I did a test at the tap with the Jungle test kit from Petco. I got 75ppm(around 4.36 grains hardness)
My questions:
1. Should I retest with better kit ( I would do this for sure if my test differed from my city report) ?
2. I probably shouldn't soften this water, if it is determined to only be 4.5-5 grains hardness, correct ?
3. The Jungle kit also reported pH 8.4 and alkalinity of 300+ppm, so does that mean I'll probably roughly be on a 4/year descaling practice ? Are these levels somewhat normal?
Thanks.
- another_jim
- Team HB
- Posts: 13947
- Joined: 19 years ago
The tests and the water can vary +/- 20%.Rybolt wrote: My city reports on avg. of 86ppm (around 5 grain hardness), after they soften via zeolite ion exchange.
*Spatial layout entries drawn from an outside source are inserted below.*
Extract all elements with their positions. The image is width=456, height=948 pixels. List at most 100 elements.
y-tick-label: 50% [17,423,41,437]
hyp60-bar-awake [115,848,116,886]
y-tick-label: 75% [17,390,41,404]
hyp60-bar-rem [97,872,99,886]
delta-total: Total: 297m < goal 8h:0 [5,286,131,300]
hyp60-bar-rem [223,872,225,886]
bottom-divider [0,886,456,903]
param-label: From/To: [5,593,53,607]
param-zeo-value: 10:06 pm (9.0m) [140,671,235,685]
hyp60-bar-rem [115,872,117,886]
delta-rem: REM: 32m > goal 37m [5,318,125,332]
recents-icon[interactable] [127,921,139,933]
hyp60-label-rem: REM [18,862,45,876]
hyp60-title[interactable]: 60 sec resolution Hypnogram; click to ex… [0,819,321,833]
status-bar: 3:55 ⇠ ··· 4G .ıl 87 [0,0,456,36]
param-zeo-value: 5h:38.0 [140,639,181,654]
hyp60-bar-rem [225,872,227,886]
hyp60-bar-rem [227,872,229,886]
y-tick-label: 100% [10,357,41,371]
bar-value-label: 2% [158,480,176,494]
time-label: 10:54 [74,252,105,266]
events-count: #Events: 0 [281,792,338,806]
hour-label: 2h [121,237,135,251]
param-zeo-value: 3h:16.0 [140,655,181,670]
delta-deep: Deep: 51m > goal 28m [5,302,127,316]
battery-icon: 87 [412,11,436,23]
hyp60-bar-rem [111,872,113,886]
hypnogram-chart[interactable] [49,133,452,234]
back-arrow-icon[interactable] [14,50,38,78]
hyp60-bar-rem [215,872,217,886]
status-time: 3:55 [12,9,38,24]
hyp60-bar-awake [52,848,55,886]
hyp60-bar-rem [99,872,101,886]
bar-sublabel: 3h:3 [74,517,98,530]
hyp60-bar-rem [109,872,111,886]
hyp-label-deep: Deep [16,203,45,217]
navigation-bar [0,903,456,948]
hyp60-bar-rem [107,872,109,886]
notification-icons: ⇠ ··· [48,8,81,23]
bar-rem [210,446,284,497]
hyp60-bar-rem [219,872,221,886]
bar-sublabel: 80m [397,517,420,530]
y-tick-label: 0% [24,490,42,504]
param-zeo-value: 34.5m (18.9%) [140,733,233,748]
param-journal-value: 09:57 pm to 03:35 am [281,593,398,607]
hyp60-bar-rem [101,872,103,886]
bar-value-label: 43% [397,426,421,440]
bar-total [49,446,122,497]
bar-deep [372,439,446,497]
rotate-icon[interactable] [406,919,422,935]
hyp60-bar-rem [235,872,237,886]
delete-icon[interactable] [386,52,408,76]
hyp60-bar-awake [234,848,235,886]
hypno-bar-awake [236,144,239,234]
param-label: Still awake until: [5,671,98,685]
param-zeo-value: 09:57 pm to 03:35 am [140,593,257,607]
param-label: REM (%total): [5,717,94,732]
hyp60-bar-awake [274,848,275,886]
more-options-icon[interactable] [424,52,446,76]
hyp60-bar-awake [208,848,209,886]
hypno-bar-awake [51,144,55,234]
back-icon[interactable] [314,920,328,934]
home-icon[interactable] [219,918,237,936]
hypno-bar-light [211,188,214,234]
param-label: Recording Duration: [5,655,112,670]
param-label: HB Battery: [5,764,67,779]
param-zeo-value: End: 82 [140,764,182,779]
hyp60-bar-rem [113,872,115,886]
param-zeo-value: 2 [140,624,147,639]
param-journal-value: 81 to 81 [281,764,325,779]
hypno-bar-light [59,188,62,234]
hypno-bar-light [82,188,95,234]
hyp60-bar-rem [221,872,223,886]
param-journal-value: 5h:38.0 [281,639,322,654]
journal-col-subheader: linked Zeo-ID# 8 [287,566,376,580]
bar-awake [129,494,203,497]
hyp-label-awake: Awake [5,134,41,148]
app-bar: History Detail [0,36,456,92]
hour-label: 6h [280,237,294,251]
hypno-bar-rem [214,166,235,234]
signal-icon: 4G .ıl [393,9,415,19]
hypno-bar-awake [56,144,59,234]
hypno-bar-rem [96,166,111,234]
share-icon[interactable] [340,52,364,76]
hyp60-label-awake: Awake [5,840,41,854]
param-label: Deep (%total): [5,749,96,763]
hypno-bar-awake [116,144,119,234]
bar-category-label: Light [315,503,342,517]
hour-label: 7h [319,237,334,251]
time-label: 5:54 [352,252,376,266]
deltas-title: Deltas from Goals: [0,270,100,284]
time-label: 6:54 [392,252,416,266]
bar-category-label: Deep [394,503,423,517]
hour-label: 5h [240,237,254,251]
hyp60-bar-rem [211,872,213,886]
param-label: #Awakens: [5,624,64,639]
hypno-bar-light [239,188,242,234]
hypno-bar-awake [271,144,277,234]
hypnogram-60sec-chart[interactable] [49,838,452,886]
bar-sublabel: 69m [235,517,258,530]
-- I did a test at the tap with the Jungle test kit from Petco. I got 75ppm(around 4.36 grains hardness)
-- The Jungle kit also reported pH 8.4 and alkalinity of 300+ppm, so does that mean I'll probably roughly be on a 4/year descaling practice ? Are these levels somewhat normal?
For natural water, the alkalinity will be roughly 60% to 100% the hardness. However, softening lowers the hardness and leaves the alkalinity intact. Softening is expensive, and the city wouldn't get the budget to do it unless the water was so hard that they are saving everyone the expense of an individual whole house softener. If the water started out at 400 ppm hardness, it would be in that range.